The Army Corps of Engineers is expected to announce Monday it is has completed a report crucial to lobbying Congress for money to deepen Charleston Harbor to 52 feet, giving the local port the deepest commercial waterway in the Southeast as it vies for larger ships.
The document, called the “chief’s report,” recommends the federal government and the State Ports Authority share in the cost of the $493.3 million project.
The harbor deepening is seen as a crucial step in keeping the Port of Charleston competitive with East Coast rivals trying to lure the same cargo to their facilities once an expansion of the Panama Canal is completed in 2016. It is part of more than $1 billion in capital projects the SPA wants to complete in the coming years.
A SPA spokeswoman would not confirm whether the chief’s report will be released Monday.
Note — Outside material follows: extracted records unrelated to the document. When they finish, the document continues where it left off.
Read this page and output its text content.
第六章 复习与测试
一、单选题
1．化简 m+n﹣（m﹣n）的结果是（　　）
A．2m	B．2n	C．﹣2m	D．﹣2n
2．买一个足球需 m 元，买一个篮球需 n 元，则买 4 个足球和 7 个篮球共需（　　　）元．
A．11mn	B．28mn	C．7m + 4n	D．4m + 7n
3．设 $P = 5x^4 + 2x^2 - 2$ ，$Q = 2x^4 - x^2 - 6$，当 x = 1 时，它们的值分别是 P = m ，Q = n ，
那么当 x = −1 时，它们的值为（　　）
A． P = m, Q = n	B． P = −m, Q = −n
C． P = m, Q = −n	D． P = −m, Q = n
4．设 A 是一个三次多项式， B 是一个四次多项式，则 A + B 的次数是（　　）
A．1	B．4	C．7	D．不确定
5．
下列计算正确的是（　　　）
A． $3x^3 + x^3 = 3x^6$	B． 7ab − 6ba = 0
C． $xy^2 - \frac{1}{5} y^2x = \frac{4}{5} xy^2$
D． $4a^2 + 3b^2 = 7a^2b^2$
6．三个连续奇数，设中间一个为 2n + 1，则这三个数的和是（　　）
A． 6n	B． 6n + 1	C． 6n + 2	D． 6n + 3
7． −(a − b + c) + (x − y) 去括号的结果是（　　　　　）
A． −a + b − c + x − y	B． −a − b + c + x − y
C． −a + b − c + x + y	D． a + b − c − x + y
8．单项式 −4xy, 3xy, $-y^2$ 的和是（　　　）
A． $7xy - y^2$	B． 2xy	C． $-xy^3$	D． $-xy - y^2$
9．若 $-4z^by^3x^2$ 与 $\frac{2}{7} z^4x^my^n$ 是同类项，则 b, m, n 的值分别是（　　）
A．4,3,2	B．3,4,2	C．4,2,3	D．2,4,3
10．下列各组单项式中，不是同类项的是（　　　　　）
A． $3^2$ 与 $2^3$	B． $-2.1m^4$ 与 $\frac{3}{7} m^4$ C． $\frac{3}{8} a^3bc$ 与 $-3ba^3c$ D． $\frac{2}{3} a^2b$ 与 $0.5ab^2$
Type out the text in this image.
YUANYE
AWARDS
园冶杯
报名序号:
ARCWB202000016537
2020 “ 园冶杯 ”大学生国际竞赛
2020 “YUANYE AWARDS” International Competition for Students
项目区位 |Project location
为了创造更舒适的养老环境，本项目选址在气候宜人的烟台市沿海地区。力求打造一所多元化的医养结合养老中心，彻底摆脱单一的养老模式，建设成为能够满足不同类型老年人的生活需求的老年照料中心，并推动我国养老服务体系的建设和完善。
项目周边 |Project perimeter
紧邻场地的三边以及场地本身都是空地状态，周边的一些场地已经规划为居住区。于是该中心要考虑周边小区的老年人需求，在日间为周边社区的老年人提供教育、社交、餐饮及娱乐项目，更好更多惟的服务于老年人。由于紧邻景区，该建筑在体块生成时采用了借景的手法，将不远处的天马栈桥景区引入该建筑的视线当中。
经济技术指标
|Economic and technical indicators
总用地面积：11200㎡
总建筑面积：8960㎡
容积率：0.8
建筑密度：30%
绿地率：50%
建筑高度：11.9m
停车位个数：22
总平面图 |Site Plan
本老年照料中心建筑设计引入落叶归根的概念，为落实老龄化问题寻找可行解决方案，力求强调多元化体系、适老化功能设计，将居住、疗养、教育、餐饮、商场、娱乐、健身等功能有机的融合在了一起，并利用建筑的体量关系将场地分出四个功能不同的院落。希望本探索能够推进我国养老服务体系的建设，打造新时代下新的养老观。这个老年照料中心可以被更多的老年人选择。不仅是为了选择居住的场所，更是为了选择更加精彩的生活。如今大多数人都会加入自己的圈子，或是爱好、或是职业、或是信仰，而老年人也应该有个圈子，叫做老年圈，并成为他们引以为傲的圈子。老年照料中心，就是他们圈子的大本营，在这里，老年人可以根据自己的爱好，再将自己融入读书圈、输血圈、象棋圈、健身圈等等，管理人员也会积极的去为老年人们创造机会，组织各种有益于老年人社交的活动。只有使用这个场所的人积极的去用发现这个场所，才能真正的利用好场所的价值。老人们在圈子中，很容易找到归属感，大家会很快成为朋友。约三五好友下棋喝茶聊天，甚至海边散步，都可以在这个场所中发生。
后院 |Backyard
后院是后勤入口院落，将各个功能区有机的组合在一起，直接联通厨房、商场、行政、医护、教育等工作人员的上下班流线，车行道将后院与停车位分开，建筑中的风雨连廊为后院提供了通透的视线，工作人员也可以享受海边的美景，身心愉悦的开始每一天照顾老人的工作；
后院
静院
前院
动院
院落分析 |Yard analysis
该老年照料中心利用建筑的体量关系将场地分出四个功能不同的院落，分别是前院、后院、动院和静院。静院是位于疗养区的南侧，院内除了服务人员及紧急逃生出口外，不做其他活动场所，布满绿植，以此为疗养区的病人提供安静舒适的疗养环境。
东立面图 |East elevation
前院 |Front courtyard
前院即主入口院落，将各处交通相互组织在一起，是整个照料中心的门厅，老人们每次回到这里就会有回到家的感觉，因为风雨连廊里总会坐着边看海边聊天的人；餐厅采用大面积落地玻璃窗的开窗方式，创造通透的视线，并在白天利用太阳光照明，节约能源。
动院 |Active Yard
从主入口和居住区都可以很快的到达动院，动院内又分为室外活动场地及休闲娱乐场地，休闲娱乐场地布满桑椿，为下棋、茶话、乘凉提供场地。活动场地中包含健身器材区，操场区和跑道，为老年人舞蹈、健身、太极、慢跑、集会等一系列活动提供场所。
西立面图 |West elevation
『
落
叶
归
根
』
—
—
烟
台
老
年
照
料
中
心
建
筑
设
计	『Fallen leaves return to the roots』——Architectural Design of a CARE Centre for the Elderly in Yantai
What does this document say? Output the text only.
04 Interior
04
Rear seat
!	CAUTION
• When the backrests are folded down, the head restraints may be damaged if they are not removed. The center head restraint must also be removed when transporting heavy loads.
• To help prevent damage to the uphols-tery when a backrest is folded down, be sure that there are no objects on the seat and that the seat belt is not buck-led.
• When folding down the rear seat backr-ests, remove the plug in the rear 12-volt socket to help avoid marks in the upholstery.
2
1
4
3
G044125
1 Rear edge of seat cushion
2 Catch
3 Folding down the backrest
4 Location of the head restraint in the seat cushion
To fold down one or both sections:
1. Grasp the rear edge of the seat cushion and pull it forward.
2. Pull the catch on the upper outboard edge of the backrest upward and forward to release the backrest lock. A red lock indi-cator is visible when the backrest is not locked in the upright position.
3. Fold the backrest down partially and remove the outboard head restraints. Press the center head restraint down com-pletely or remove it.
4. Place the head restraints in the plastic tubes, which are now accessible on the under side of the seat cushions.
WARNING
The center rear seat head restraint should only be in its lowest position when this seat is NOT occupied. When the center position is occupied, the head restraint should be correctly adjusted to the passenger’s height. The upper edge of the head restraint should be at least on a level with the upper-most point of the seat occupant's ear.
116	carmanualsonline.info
The Army Corps has filed a draft version of the document on its website and key officials with the federal permitting agency are scheduled to discuss the project during Monday’s opening day of the S.C. International Trade Conference at Wild Dunes Resort on the Isle of Palms.
According to the draft report, the SPA and the federal government would split the cost of deepening the harbor to 50 feet, with the SPA picking up the cost for dredging the extra two feet. All told, the federal government would spend $224.3 million while the SPA’s share would be $269 million.
The state General Assembly already has set aside $180 million for the project, allowing the SPA to begin work almost immediately and before federal dollars are appropriated. The first phase of the deepening would include pre-construction engineering and design. The project is scheduled for completion by 2020, about the same time a new container terminal is to be built at the former Navy base in North Charleston.
The deepening will let heavy ships carrying up to 13,000 cargo boxes, called post-Panamax vessels, traverse the harbor at any time, regardless of the tide. Those ships will be making frequent visits to the East Coast once the Panama Canal expansion is completed next spring. Currently, the biggest ship that can make its way through Charleston Harbor carries about 9,500 cargo boxes.
“A competitive, growing port brings tremendous economic benefits to our state and our region,” Bill Stern, chairman of the SPA’s board, said earlier this year. “South Carolina, the Southeastern region and our nation will enjoy the positive impacts of the Charleston Harbor deepening for years to come.”
The Port of Charleston is among the nation’s top 10 ports for cargo container volume and its annual growth is more than double the national average.
In the draft report, Army Corps chief of engineers Thomas Bostick said the deepening “has positive net benefits and is economically justified.”
Also, Bostick said: “Washington-level review indicates that the plan recommended by the reporting officers is technically sound, environmentally and socially acceptable and, on the basis of congressional directives, economically justified.”
In addition to paying its share of the deepening costs, the SPA will spend $5 million toward the protection of the Cooper River corridor in an effort to help mitigate any environmental effects the project might have.
In addition to deepening the harbor, the project would enlarge turn basins at the Wando Welch and Navy base container terminals to 1,800 feet diameter and enlarge the turn basis at the North Charleston terminal to 1,650 feet diameter to accommodate larger ships, according to the draft report.
The project also would require maintenance dredging of about 831,000 cubic yards each year, the draft report states.
Efforts to deepen Charleston Harbor began in 2011. The Legislature set aside money for construction costs two years later. The project also was named one of President Obama’s “We Can’t Wait” initiatives in 2013.